Na cadeia de custódia devem ser registradas todas as etapas pelas quais o material genético passou, como o momento em que foi realizada a coleta, bem como o responsável pela tarefa, o procedimento utilizado para evitar contaminação. Portanto, todos os procedimentos pelos quais a prova genética passou devem ser documentados, desde sua coleta até a chegada no laboratório responsável pela análise, assim como todos os procedimentos pelos quais o material passou dentro do laboratório (SCHIOCCHET, 2012, p. 39).

A cadeia de custódia deve ser observada, sob pena de anulação da prova, em razão da ausência de cuidados necessários que garantam a integridade do material genético a ser utilizado no processo penal e ou eventualmente armazenado no banco de dados de perfis genéticos. Nesse sentido, em seu artigo 2º, § 1º, a resolução nº 3 de 2014, do Comitê Gestor, estabelece que deverá haver a

padronização de metodologias a serem utilizadas durante a coleta do material genético.

É necessário, ainda, todo um cuidado específico com a própria gestão do sistema responsável pelo armazenamento dos perfis genéticos.

Ao explanar sobre a gestão de um banco de dados, Lorente Acosta (2002), apud Norma Sueli Bonaccorso (2010, p. 189), explica que gerenciar um banco de dados significa ter a posse dos sistemas informáticos onde os dados estão armazenados, como também poder ter acesso a essas informações para consultas e atualização das informações. Bonaccorso ainda aponta outros cuidados a serem tomados por aqueles que têm por responsabilidade o gerenciamento do banco de dados como, por exemplo, o acesso restrito por meio de senhas autorizadas, computadores que não devem possuir conexão externa com outros endereços eletrônicos (como internet ou mesmo intranet), entre outras medidas.

No tocante aos procedimentos e à gestão dos bancos de dados, a ser realizada pelos laboratórios membros da Rede Integrada de Bancos de Perfis Genéticos (RIBPG), a Resolução nº 5, de 29 de maio de 2014, criada pelo Comitê Gestor, dispõe sobre a criação de uma “Comissão da Qualidade”, que deverá ser composta por profissionais com experiência em sistemas de gestão de qualidade, e auditorias a serem realizadas nos laboratórios membros (GARRIDO; RODRIGUES, 2015, s/n).

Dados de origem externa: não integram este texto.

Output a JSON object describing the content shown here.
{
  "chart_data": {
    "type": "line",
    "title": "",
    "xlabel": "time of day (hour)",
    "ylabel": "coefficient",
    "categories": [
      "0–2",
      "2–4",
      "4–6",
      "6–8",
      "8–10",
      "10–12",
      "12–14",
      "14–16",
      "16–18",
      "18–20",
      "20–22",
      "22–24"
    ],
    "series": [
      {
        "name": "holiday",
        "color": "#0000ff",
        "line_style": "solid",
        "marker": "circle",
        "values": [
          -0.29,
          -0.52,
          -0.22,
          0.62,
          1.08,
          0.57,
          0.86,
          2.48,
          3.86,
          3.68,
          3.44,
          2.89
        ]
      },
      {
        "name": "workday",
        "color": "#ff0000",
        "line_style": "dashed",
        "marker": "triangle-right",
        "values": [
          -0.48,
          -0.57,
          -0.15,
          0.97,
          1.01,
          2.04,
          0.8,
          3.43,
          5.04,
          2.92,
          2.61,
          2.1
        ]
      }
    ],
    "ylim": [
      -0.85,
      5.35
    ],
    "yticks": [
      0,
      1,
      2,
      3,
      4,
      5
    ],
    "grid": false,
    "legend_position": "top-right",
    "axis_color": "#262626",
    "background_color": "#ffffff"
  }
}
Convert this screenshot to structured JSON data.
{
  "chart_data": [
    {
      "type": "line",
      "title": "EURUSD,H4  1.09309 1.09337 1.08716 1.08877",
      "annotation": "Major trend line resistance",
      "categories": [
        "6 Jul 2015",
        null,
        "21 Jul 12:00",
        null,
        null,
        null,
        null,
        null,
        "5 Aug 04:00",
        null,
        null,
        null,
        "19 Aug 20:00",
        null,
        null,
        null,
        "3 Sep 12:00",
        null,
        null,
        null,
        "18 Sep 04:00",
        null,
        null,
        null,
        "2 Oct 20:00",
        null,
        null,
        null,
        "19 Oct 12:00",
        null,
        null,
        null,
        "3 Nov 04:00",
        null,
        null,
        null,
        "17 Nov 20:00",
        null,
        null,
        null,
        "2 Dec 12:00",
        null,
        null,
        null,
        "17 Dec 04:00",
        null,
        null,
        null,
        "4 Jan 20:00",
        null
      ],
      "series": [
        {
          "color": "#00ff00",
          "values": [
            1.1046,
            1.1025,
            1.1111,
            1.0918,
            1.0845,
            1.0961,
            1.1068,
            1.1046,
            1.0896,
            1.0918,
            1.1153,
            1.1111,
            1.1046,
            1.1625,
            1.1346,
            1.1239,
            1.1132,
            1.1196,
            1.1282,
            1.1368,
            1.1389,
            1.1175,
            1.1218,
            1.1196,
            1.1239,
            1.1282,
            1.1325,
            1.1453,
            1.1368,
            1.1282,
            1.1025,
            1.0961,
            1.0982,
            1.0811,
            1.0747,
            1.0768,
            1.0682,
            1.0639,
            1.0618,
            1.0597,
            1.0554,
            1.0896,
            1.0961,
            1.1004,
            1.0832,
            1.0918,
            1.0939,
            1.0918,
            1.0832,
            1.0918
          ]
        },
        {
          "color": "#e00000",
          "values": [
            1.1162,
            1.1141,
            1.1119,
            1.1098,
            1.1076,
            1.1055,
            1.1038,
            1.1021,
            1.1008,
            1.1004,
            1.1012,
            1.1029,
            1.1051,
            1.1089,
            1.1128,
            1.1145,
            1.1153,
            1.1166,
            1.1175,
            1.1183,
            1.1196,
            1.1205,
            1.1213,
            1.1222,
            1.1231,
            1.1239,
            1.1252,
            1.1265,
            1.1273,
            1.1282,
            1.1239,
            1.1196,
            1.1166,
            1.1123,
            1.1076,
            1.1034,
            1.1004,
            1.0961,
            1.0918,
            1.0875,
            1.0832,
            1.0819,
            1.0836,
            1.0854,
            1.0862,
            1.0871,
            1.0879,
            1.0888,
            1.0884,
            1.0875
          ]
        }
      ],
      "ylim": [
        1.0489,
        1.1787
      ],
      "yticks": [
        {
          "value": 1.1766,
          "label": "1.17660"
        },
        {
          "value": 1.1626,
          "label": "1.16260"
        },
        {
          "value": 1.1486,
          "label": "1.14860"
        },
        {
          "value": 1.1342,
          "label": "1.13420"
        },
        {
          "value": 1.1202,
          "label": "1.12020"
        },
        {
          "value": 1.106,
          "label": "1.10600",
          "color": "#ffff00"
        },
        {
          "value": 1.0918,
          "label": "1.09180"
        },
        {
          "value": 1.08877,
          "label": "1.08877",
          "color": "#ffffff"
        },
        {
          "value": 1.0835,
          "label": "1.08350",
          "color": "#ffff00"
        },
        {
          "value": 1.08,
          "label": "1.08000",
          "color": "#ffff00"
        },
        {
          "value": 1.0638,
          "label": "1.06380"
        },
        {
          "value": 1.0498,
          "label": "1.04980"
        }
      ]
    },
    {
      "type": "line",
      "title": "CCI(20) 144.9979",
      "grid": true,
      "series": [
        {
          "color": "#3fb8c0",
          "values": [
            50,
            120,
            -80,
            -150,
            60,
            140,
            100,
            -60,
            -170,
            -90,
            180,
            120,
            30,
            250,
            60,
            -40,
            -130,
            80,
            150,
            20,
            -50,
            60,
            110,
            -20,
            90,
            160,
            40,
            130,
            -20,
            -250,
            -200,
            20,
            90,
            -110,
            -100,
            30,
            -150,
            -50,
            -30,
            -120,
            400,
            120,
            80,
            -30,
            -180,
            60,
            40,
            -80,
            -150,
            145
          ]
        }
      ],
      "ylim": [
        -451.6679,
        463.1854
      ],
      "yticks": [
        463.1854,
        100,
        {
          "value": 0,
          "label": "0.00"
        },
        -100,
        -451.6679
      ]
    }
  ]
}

Em síntese, toda a cautela é necessária no que diz respeito aos procedimentos de coleta e manipulação, e a gestão dos bancos de dados, uma vez que a falta de procedimentos adequados que tenham a finalidade de impedir que a prova seja manipulada de forma inadequada (inclusive com o objetivo de condenar ou isentar alguém de responsabilidade penal), pode resultar em decisões injustas (LOPES JÚNIOR, 2016, p. 423).

Dessa forma, a adoção de uma cadeia de custódia, bem como medidas de segurança durante o gerenciamento dos bancos de dados, busca assegurar integridade do material genético coletado e manipulado, legitimando, assim, sua utilização na persecução penal.